The company's newly launched Altroz has once again managed to score a five-star safety rating from Global NCAP
There is something to cheer for the beleaguered car maker, Tata Motors, in the new year.
Despite being hit hard by the slowdown in the automobile industry—Tata Motors’ market share has tanked to 5.1 percent—the Mumbai headquartered car maker has once again managed to score a five-star rating for its newly launched car, Altroz, from Global NCAP (Global New Car Assessment Programme), an agency which works in the area of motor vehicle safety.
In 2018, the company’s hatchback, Tata Nexon, became the first made-in-India, sold-in-India car to achieve Global NCAP’s coveted five-star crash test rating. This is the second time that a Tata Motors car has won five stars in the ratings. “The latest result in our crash tests shows a strong signal that Tata is moving its fleet to 5-star levels of safety performance. We would like to encourage all other car manufacturers in India to follow Tata’s example and bring affordable 5-star cars to Indian consumers,” David Ward, CEO and President of Global NCAP said.The genesis of the repeated success on meeting global safety norms lies in the groundworks that the company laid out in 1998, says Rajendra Petkar, the chief technology officer at Tata Motors. “If you look at it, it’s not that we made some structural changes in the past few years,” says Petkar. “It dates back to the time of the Tata Indica in 1997.” Tata Motors was the first Indian manufacturer to invest in a crash test facility in 1997, a time when there were no crash-testing benchmarks in India, says Petkar.
India has the highest number of road fatalities globally, at 1.5 lakh deaths a year; in October this year, the government had made it mandatory to equip vehicles with a driver-side airbag, ABS, reverse parking sensors and speed warning system as standard to increase occupants' safety. “We have been working on the simulations and felt that in a country like India, we have to take the lead in ensuring safety,” says Petkar.
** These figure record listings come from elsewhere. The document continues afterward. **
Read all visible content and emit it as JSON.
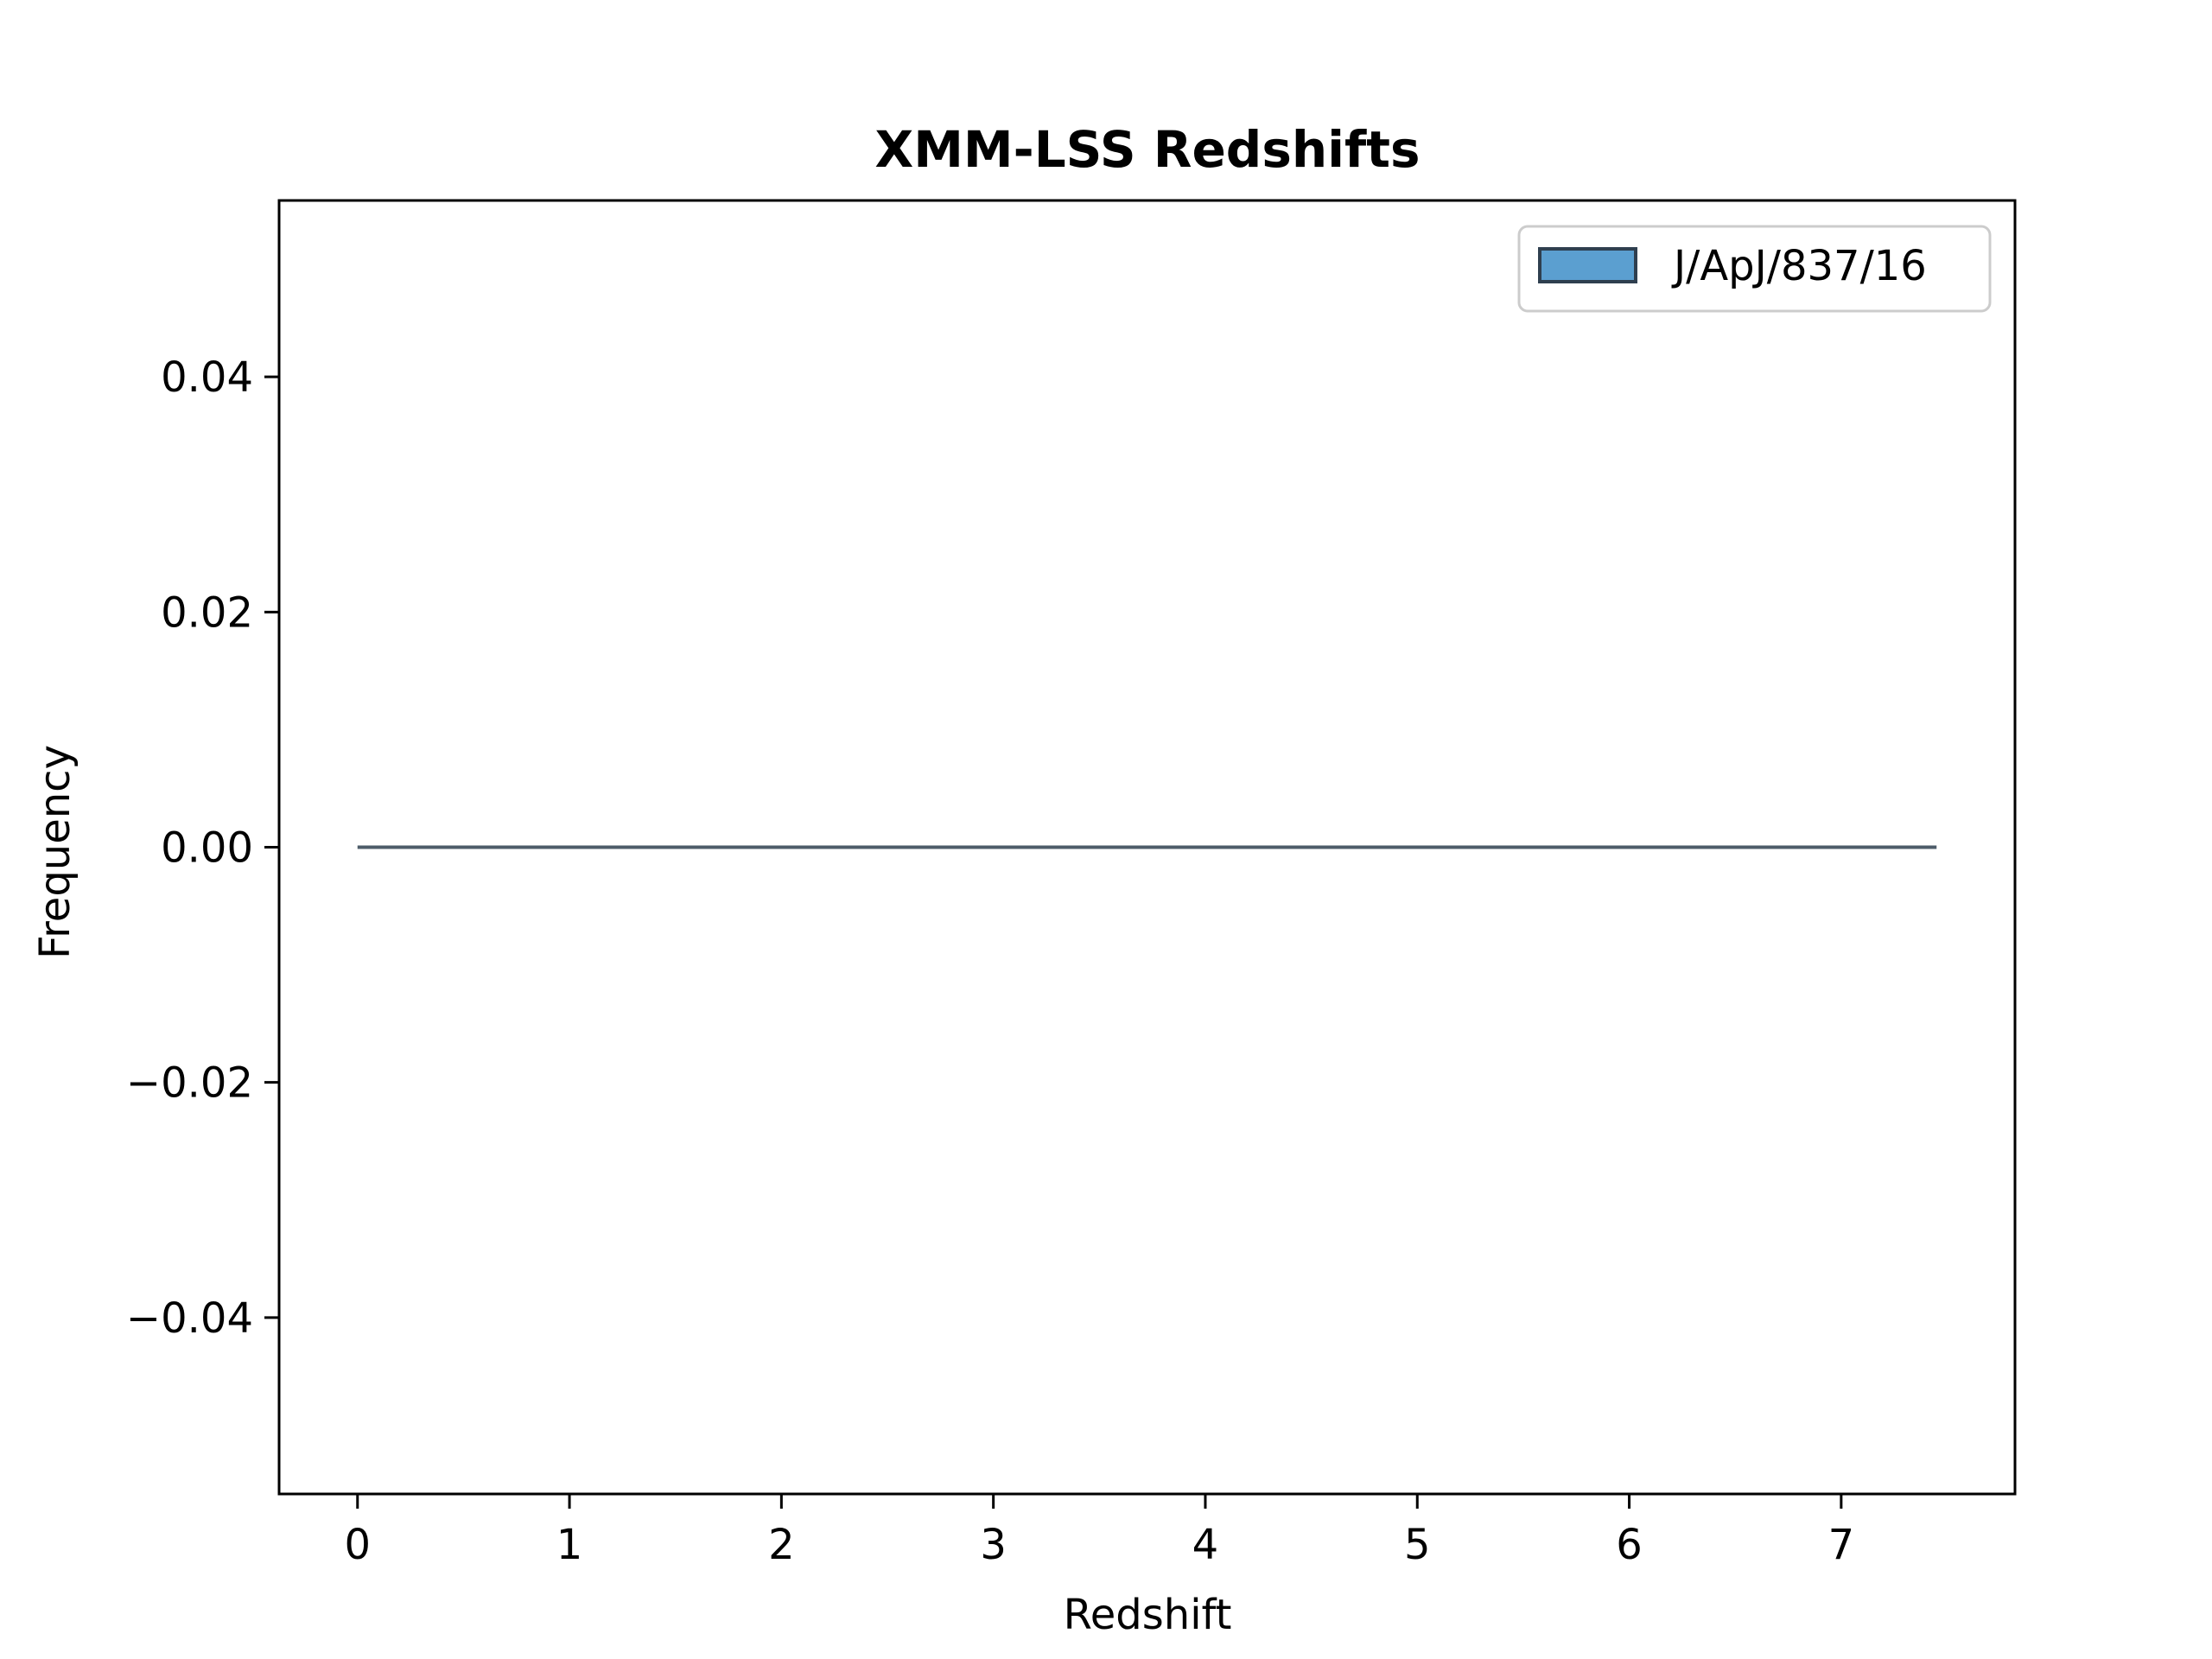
{
  "chart_data": {
    "type": "bar",
    "title": "XMM-LSS Redshifts",
    "xlabel": "Redshift",
    "ylabel": "Frequency",
    "xlim": [
      -0.37,
      7.82
    ],
    "ylim": [
      -0.055,
      0.055
    ],
    "x_ticks": [
      0,
      1,
      2,
      3,
      4,
      5,
      6,
      7
    ],
    "x_tick_labels": [
      "0",
      "1",
      "2",
      "3",
      "4",
      "5",
      "6",
      "7"
    ],
    "y_ticks": [
      -0.04,
      -0.02,
      0.0,
      0.02,
      0.04
    ],
    "y_tick_labels": [
      "−0.04",
      "−0.02",
      "0.00",
      "0.02",
      "0.04"
    ],
    "series": [
      {
        "name": "J/ApJ/837/16",
        "color": "#5b9fd0",
        "edge_color": "#2f3f4f",
        "bin_range": [
          0,
          7.45
        ],
        "values": [
          0
        ]
      }
    ],
    "grid": false,
    "legend_position": "top-right"
  }
}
The bulk of the tremendous success in cracking the safety norms lie in the design language, reckons Petkar with a focus on optimising the layout of the engine bay area. “It’s not that we have used any fancy material,” he says. “We are in the affordable vehicle category and it’s all about the body structure. We paid a lot of attention to the engine compartment and the layout of that.”
Then there is the improved energy-absorbing body structure, with high-strength steel construction, helping to effectively absorb the impact energy on a crash.
In 2018, Tata Motors had decided to shift its entire product offering on to two platforms (a design architecture that includes the underfloor, engine compartment and the frame of a vehicle): Omega, developed by JLR and used in its wildly popular models: Discovery; and Alpha, developed in-house. The Altroz is developed on the Alpha platform.
How much of that was helped by Jaguar Land Rover? “It’s all in-house capabilities,” adds Petkar. “These achievements don’t come by accident. It’s all about continuously understanding the vehicle and believing in the need to provide safe vehicles.”